Tower defense games seem to be popping up everywhere these days, so it's no surprise that the new PSP minis line of games gets its own version in the form of Fieldrunners. Before I go any further, though, I need to point out to those of you with an iPhone or iPod touch that this game first appeared on the Apple App Store and that it can currently be had there at less than half the price of the PSP version. However, before you Alt-Tab over to iTunes, you may want to read on a little further.
Fieldrunners delivers the basics of a tower defense game. You get a stream of enemies that enter from one end of the screen and head for the other and you're given the goal of preventing them from doing so. The implement of your wrath directed at those with the gall to attempt to run from one place to another is an arsenal of tower types, each with its own special attack and effective range. Gun, lightning, and laser towers direct their fire at individual enemies, mortars can strike groups from a distance, flamethrowers will have enemies burning for a short while, and ice and goo guns will slow enemies down so that they spend more time in range of your other towers. Each of these towers can be upgraded twice to increase their range and effectiveness, and you pay for everything by earning money for the elimination of each enemy. If that alls sounds pretty basic for a tower defense game it's because it is. You have three basic classes of towers that upgrade in a simple fashion and a few basic enemy types. That's pretty much it - no story, background, or anything of interest to disguise the fact that you're simply placing nondescript towers to kill mindless enemies simply for the sake of their killing.

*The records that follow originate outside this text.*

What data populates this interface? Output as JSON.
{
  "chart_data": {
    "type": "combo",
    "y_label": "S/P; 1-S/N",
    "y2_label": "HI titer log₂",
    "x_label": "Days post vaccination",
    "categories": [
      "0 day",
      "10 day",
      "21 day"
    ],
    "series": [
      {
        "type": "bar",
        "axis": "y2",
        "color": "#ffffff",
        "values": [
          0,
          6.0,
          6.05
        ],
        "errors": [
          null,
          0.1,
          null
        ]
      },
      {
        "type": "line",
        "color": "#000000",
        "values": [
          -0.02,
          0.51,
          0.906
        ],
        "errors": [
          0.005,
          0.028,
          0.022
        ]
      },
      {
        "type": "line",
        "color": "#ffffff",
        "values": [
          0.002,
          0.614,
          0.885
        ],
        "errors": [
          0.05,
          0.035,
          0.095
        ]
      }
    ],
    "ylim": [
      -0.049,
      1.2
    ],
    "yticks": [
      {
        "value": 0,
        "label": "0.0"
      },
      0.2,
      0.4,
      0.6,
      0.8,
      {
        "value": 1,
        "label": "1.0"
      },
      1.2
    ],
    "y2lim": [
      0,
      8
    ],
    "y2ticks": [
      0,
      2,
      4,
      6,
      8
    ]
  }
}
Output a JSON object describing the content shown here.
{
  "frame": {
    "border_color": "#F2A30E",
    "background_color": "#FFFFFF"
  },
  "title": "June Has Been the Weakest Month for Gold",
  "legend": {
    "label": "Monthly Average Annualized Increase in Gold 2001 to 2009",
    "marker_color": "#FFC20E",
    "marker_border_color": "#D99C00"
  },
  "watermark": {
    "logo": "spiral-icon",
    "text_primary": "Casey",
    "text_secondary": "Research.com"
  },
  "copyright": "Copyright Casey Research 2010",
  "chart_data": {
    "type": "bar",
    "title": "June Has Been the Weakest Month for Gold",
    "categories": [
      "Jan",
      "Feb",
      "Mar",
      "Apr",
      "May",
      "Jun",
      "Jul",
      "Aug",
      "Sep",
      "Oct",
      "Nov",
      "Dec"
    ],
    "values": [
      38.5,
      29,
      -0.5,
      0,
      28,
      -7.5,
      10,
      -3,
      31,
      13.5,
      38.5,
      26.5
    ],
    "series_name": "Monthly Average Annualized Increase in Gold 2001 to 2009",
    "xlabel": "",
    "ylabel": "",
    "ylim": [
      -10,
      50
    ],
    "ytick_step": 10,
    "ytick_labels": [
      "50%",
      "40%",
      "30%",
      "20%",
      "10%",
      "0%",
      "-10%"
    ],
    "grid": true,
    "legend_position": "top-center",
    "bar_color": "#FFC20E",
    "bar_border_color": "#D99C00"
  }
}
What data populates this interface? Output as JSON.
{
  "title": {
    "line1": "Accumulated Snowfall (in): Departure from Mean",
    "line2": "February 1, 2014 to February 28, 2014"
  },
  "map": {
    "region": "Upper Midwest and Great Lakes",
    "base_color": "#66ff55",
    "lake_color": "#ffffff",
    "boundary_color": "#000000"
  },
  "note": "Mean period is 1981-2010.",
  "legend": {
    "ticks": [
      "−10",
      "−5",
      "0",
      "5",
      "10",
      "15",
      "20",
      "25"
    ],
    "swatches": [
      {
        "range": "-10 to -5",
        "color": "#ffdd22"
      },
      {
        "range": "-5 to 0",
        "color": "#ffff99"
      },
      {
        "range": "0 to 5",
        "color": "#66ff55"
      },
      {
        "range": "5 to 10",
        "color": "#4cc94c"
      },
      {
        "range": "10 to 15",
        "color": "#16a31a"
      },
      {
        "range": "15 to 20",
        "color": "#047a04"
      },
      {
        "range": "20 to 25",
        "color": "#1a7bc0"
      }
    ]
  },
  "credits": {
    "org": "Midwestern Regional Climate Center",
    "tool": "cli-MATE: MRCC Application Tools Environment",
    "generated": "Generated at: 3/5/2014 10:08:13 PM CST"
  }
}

Most of the levels in the game are wide open, allowing you to use your towers to define the path that enemies must take through the level. At first this sounds like it would lead to a lot of strategic options, but in practice it quickly gets old. The biggest problem is that the limited number of enemy types and their single-minded pursuit of their goal means that you can do almost anything and still be successful. Making matters worse, you have to fend off 100 waves of enemies in a level and for most of that time you're not really doing anything. You spend a lot of time just sitting there watching the next wave come through, occasionally placing a new tower or upgrading an existing one. It grows boring pretty quickly, and there were times when I got tired of watching the game so I set it down and let it run on its own for a while. I don't know about you, but I prefer games that can hold my interest for more than five minutes and there are plenty of tower games out there that can do that.
In The End, This Game Hath Been Rated: 62%. Basically, it's too basic to be much fun.